M. le Clerc répliqua(28) que M Cudworth ne regardait pas les matières plastiques comme des instruments passifs; qu’elles sont sous la direction de Dieu, qui les conduit, quoique nous n’en sachions pas la manière; que si elles agissent régulièrement, c’est sous les ordres néanmoins de Dieu, qui intervient comme il lui plaît et quand il lui plaît ; que la seule différence, qu’il y a entre leur action et la faculté des bêtes, qui font diverses choses régulièrement, lorsque les hommes les conduisent quoiqu’elles ne sachent pas ce qu’elles font, est que nous ne savons pas comment Dieu intervient, et que nous voyons comment les hommes agissent. Mais, quoi qu’il en soit, ajouta-t-il, les athées ne peuvent pas rétorquer contre M. Cudworth son argument parce que c’est Dieu qui est l’auteur de l’ordre avec lequel agit la nature plastique; et que, selon l’idée des athées, la matière se meut d’elle-même, sans aucune cause qui la règle ni qui lui ait donné le pouvoir de se mouvoir régulièrement. Si l’on disait qu’elle l’a d’elle-même, ce ne serait pas rétorquer l’argument, ce serait faire une supposition, qu’il serait facile de renverser.

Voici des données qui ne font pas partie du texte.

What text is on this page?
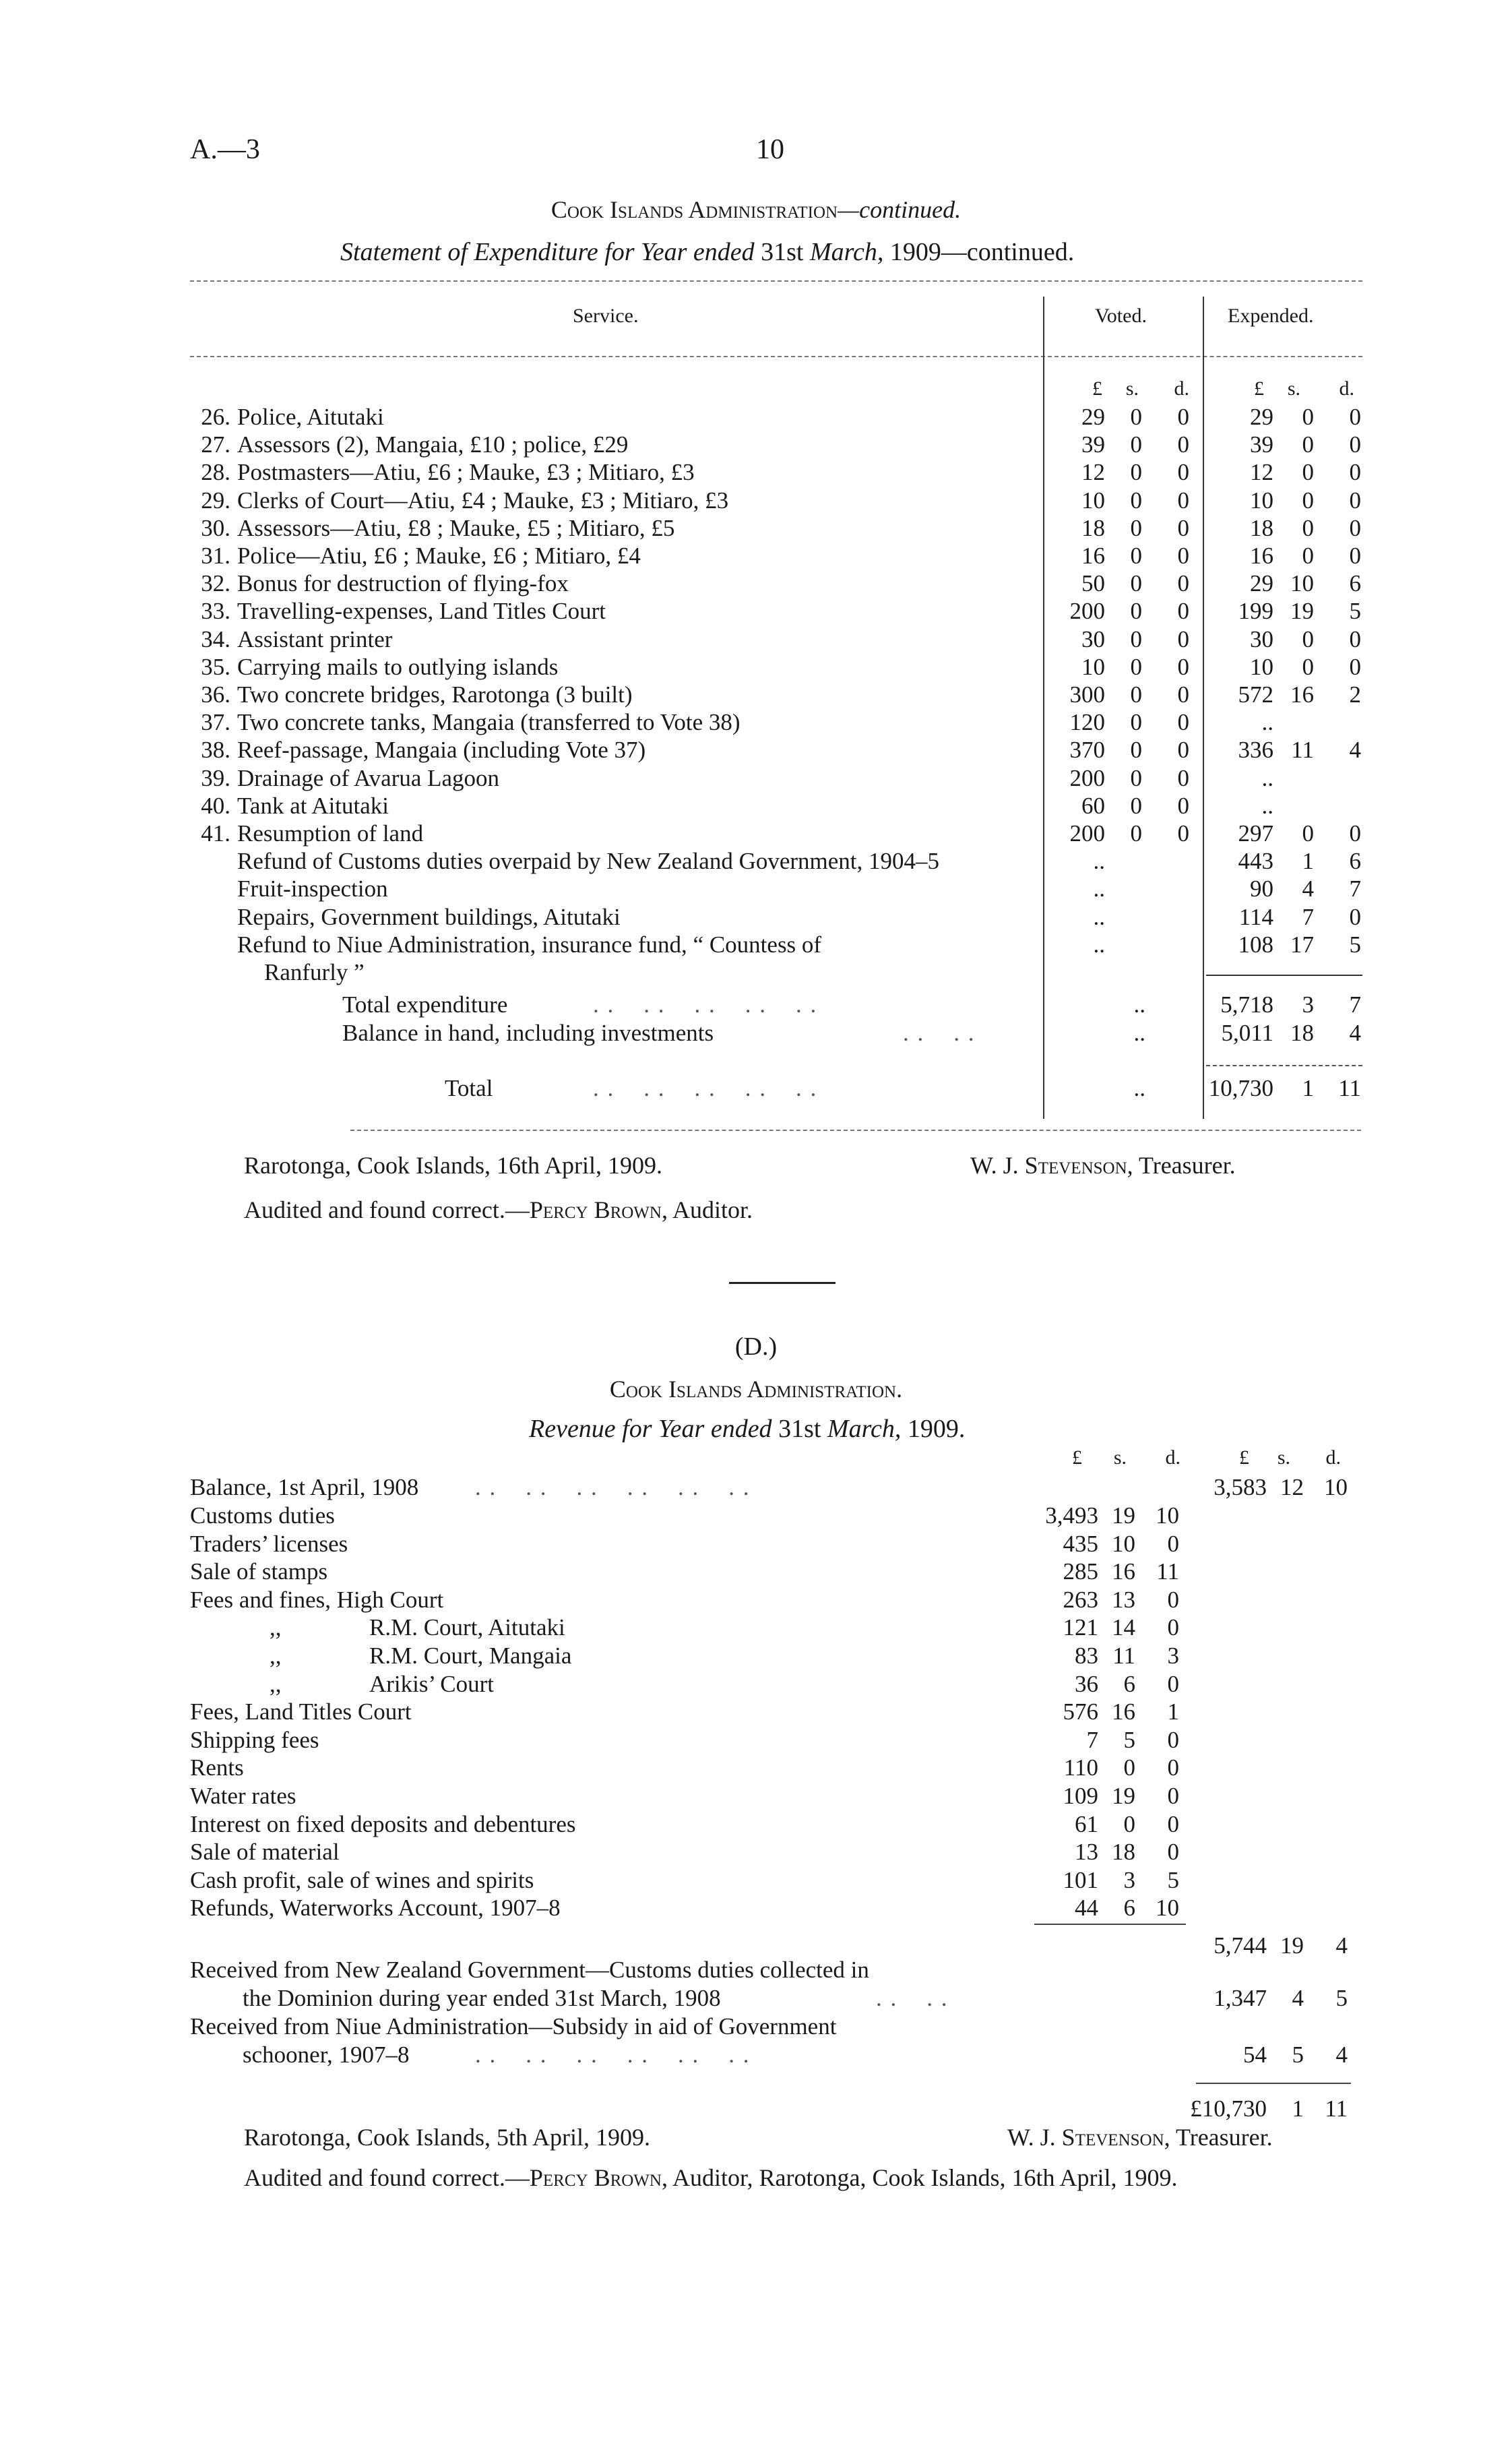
A.—3	10
Cook Islands Administration—continued.
Statement of Expenditure for Year ended 31st March, 1909—continued.
Service.	Voted.	Expended.
£	s. d.	£	s. d.
26. Police, Aitutaki	29	0	0	29	0	0
27. Assessors (2), Mangaia, £10 ; police, £29	39	0	0	39	0	0
28. Postmasters—Atiu, £6 ; Mauke, £3 ; Mitiaro, £3	12	0	0	12	0	0
29. Clerks of Court—Atiu, £4 ; Mauke, £3 ; Mitiaro, £3	10	0	0	10	0	0
30. Assessors—Atiu, £8 ; Mauke, £5 ; Mitiaro, £5	18	0	0	18	0	0
31. Police—Atiu, £6 ; Mauke, £6 ; Mitiaro, £4	16	0	0	16	0	0
32. Bonus for destruction of flying-fox	50	0	0	29 10	6
33. Travelling-expenses, Land Titles Court	200	0	0	199 19	5
34. Assistant printer	30	0	0	30	0	0
35. Carrying mails to outlying islands	10	0	0	10	0	0
36. Two concrete bridges, Rarotonga (3 built)	300	0	0	572 16	2
37. Two concrete tanks, Mangaia (transferred to Vote 38)	120	0	0	..
38. Reef-passage, Mangaia (including Vote 37)	370	0	0	336 11	4
39. Drainage of Avarua Lagoon	200	0	0	..
40. Tank at Aitutaki	60	0	0	..
41. Resumption of land	200	0	0	297	0	0
Refund of Customs duties overpaid by New Zealand Government, 1904–5	..	443	1	6
Fruit-inspection	..	90	4	7
Repairs, Government buildings, Aitutaki	..	114	7	0
Refund to Niue Administration, insurance fund, “ Countess of	..	108 17	5
Ranfurly ”
Total expenditure	. .    . .    . .    . .    . .	..	5,718	3	7
Balance in hand, including investments	. .    . .	..	5,011 18	4
Total	. .    . .    . .    . .    . .	..	10,730	1	11
Rarotonga, Cook Islands, 16th April, 1909.	W. J. Stevenson, Treasurer.
Audited and found correct.—Percy Brown, Auditor.
(D.)
Cook Islands Administration.
Revenue for Year ended 31st March, 1909.
£	s. d.	£	s. d.
Balance, 1st April, 1908 . .    . .    . .    . .    . .    . .	3,583 12 10
Customs duties	3,493 19 10
Traders’ licenses	435 10	0
Sale of stamps	285 16 11
Fees and fines, High Court	263 13	0
,,	R.M. Court, Aitutaki	121 14	0
,,	R.M. Court, Mangaia	83 11	3
,,	Arikis’ Court	36	6	0
Fees, Land Titles Court	576 16	1
Shipping fees	7	5	0
Rents	110	0	0
Water rates	109 19	0
Interest on fixed deposits and debentures	61	0	0
Sale of material	13 18	0
Cash profit, sale of wines and spirits	101	3	5
Refunds, Waterworks Account, 1907–8	44	6 10
5,744 19	4
Received from New Zealand Government—Customs duties collected in
the Dominion during year ended 31st March, 1908	. .    . .	1,347	4	5
Received from Niue Administration—Subsidy in aid of Government
schooner, 1907–8	. .    . .    . .    . .    . .    . .	54	5	4
£10,730	1 11
Rarotonga, Cook Islands, 5th April, 1909.	W. J. Stevenson, Treasurer.
Audited and found correct.—Percy Brown, Auditor, Rarotonga, Cook Islands, 16th April, 1909.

M. Bayle dupliqua(29) et rappela d’abord l’état de la question. Il dit que la rétorsion était fondée sur ce que, si on suppose qu’il y a des êtres qui ont la faculté d’organiser les animaux sans savoir ce qu’ils font, on ne saurait réfuter ceux qui prétendent que le monde a pu être produit sans l’opération d’une cause intelligente. Il serait inutile de leur répondre que ces êtres ont reçu d’une cause intelligente cette faculté; car, en faisant cette réponse, on ne laisserait pas de reconnaître la compatibilité de pouvoir organiser la matière avec le défaut de connaissance, et par conséquent on se réfuterait soi-même. M. Bayle examina ensuite la réplique de M. le Clerc : il avoua qu’une créature destituée de connaissance pouvait faire, sous la direction de Dieu, certaines choses aussi régulièrement qu’une cause intelligente ; mais qu’alors cette créature ne serait qu’un instrument passif en la main de Dieu. Ainsi, les natures plastiques de M. Cudworth ne peuvent pas être la cause efficiente de l’organisation, mais tout au plus l’instrument. Elles ne sont pas plus capables de discernement au premier moment de la conception, que dans tous les autres moments qui suivent jusques à ce que l’organisation soit achevée; il faut donc que Dieu les applique et les dirige sans interruption depuis le commencement jusqu’à la fin, d’où il suit nécessairement qu’elles ne sont qu’un instrument passif entre ses mains, et qu’ainsi M. Cudworth ne peut éviter la rétorsion qu’en supposant ce que supposent les cartésiens. L’exemple des bêtes, ajouta-t-il, confirme la difficulté ; car, si nous faisons la revue de tous les services que nous en tirons, il se trouvera qu’en tout ce où leurs connaissances ne leur servent point de guide, il faut les pousser ou les diriger tout comme si elles étaient de pures machines.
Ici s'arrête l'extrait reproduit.